Pergerakan tanah, batuan dan vegetasi dipicu secara langsung oleh faktor iklim,
proses tidak langsung yang mempengaruhi iklim (seperti erosi tepi sungai), dan
oleh faktor non iklim seperti gempa bumi dan gunung meletus. Vegetasi
mempengaruhi tanah lonsor melalui efek stabilisasi sistem akar pada tanah, efek
struktur vegetasi dan komposisi hidrologi. Tanah longsor menghilangkan tanah dan
vegetasi dari lereng curam serta kerusakan hutan pada lereng yang landai di
mana endapan longsor akan berhenti. Efek perubahan iklim pada tanah longsor
menunjukkan perubahan dalam pengiriman air ke tanah melalui curah hujan yang
berubah dan hidrologi salju (Buma dan Dehn 1998).
Referensi:
Ayres, M.P. & M.J. Lombardero. 2000. Assessing the consequences
of global change for forest disturbance from herbivores and pathogens. Science of the Total Environment 262: 263–286.
Ayres, M.P. 1993. Global change, plant defense, and herbivory. Pages
75–94 in Kareiva PK,Kingsolver JG,Huey RB, eds. Biotic Interactions and Global Change.
Sunderland (MA): Sinauer Associates.
Buma, J. & M. Dehn. 1998.
A method for predicting the impact of climate change on slope stability.

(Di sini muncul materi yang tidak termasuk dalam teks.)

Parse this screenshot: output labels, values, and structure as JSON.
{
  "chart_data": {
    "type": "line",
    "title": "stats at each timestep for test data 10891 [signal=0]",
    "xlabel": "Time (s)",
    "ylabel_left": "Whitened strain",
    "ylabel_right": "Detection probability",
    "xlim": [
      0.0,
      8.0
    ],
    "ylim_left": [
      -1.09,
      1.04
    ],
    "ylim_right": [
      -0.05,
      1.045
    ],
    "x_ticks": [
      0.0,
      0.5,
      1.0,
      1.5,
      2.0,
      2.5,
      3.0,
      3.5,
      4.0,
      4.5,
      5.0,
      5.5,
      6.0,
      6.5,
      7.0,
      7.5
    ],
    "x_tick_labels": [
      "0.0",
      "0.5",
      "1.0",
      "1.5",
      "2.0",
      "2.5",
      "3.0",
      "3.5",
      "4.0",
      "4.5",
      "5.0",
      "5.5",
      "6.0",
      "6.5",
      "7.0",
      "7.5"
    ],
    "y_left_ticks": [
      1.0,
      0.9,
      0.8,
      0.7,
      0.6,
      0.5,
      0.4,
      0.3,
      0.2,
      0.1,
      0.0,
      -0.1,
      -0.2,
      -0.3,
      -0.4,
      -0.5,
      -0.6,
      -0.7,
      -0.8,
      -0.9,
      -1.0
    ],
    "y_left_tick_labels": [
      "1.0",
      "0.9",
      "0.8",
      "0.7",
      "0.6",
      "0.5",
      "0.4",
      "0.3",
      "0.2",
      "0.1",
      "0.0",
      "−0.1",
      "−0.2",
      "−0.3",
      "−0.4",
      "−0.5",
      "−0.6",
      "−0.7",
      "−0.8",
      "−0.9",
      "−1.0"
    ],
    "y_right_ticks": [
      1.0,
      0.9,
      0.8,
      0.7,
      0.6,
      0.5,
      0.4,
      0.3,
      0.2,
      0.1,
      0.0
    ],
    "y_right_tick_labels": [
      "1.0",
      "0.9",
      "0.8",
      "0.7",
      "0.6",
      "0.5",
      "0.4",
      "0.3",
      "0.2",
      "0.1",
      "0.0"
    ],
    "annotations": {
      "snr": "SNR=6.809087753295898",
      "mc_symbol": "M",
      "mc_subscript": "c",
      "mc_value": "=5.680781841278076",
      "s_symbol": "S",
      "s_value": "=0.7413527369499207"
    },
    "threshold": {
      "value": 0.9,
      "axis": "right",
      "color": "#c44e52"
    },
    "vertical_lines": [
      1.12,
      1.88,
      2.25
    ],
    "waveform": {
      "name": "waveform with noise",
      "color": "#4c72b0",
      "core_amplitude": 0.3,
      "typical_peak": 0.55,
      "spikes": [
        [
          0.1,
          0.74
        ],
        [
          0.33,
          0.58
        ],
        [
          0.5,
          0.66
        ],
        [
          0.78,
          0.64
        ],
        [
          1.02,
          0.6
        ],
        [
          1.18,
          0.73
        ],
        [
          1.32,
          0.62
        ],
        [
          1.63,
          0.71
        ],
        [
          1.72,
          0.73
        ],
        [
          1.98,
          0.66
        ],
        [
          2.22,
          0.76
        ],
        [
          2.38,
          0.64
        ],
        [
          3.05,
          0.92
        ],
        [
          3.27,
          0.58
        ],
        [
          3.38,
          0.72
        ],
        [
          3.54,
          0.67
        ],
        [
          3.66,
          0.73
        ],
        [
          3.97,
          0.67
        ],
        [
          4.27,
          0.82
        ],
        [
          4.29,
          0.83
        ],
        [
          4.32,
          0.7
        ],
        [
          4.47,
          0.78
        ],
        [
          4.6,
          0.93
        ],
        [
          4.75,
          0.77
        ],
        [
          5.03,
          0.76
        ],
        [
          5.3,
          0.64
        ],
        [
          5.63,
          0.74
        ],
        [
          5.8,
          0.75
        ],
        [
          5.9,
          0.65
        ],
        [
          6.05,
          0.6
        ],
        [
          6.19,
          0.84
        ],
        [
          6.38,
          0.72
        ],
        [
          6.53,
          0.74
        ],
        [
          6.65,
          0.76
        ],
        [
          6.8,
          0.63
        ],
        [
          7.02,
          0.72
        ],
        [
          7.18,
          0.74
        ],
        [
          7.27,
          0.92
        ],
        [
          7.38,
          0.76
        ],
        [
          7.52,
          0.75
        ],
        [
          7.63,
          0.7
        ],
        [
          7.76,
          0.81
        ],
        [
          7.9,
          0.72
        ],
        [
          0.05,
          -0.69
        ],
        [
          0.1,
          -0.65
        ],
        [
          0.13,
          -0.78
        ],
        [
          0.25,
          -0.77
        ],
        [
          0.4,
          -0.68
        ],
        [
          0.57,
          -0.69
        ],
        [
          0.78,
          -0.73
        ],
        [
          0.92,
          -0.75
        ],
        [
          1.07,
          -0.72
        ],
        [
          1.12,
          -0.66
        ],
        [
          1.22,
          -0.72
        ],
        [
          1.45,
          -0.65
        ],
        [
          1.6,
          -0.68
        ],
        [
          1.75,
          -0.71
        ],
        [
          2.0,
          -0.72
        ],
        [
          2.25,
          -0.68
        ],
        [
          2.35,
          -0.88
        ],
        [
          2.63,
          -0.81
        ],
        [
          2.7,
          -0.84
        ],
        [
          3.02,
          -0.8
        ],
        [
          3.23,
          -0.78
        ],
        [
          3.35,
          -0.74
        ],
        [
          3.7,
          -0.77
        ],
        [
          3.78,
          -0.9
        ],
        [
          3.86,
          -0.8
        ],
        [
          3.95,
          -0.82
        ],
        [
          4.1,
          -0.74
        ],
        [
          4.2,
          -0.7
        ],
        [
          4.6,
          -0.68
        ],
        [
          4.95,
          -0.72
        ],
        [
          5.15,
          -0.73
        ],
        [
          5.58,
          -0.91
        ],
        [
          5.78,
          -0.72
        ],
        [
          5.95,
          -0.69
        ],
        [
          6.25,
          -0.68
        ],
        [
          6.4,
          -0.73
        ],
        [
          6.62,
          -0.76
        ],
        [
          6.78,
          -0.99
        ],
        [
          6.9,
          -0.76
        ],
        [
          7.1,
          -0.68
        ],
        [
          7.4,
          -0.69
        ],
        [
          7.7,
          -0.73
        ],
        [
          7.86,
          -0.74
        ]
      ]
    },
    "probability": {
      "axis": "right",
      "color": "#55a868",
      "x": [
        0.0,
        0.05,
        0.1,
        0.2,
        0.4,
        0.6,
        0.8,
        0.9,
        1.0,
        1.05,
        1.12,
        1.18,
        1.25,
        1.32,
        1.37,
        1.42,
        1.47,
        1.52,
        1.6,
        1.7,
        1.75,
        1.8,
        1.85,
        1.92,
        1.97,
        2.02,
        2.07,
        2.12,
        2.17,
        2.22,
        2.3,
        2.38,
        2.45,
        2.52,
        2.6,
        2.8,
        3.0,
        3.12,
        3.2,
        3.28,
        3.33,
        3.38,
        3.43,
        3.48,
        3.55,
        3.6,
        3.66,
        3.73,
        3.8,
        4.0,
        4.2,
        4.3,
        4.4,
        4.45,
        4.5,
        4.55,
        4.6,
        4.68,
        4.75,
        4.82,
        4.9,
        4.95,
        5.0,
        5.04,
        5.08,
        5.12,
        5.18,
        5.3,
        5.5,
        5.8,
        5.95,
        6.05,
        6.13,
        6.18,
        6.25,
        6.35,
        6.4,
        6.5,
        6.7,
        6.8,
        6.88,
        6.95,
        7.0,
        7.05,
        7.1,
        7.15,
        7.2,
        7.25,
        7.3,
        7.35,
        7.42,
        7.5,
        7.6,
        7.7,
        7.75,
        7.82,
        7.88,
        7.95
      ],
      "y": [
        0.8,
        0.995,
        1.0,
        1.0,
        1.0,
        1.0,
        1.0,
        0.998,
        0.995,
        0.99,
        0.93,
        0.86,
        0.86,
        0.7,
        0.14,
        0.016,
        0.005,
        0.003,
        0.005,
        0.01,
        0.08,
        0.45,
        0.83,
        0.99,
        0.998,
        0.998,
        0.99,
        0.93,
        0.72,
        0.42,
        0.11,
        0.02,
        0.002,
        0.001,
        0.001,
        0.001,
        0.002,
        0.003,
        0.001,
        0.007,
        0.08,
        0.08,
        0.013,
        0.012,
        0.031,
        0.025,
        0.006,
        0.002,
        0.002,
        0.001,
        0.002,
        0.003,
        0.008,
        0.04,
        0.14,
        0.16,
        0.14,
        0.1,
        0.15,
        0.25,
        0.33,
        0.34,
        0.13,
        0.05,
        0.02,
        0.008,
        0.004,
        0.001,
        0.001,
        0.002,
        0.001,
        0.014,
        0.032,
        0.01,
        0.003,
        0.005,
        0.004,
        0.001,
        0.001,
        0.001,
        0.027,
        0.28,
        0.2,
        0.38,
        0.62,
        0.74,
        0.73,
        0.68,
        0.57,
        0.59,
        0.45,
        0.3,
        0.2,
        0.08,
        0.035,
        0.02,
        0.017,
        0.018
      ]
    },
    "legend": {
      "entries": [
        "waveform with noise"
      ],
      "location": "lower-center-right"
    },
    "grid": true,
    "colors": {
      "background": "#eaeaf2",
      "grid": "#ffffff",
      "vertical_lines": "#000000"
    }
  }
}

Environmental Geology 35:
190–196.
Dale, V.H., L.A. Joyce, S. McNulty,
R.P. Neilson, M.P. Ayres, M.D. Flannigan, P.J. Hanson, L.C. Irland, A.E. Lugo,
C.J. Peterson, D. Simberloff, F.J. Swanson, B.J. Stocks & B.M. Wotton. 2001.
Climate change and forest disturbances. Bioscience, 51(9):723—734.
Hansen, A.J., R.P. Neilson, V.H. Dale, C.H. Flather, L.R. Iverson,
D.J. Currie, S. Shafer, R. Cook & P.J. Bartlein. 2001. Global change in
forests: Responses of species, communities, and biomes. BioScience 51: 765–779.
Lugo, A.E. 2000. Effects and outcomes of Caribbean hurricanes in a
climate change scenario. Science of the
Total Environment 262: 243–251.
Whelan, R.J. 2006. The ecology of fire – developments since 1995
and outstanding questions. Bushfire
Conference. Paper No. xxx. Brisbane, 6–9 June 2006.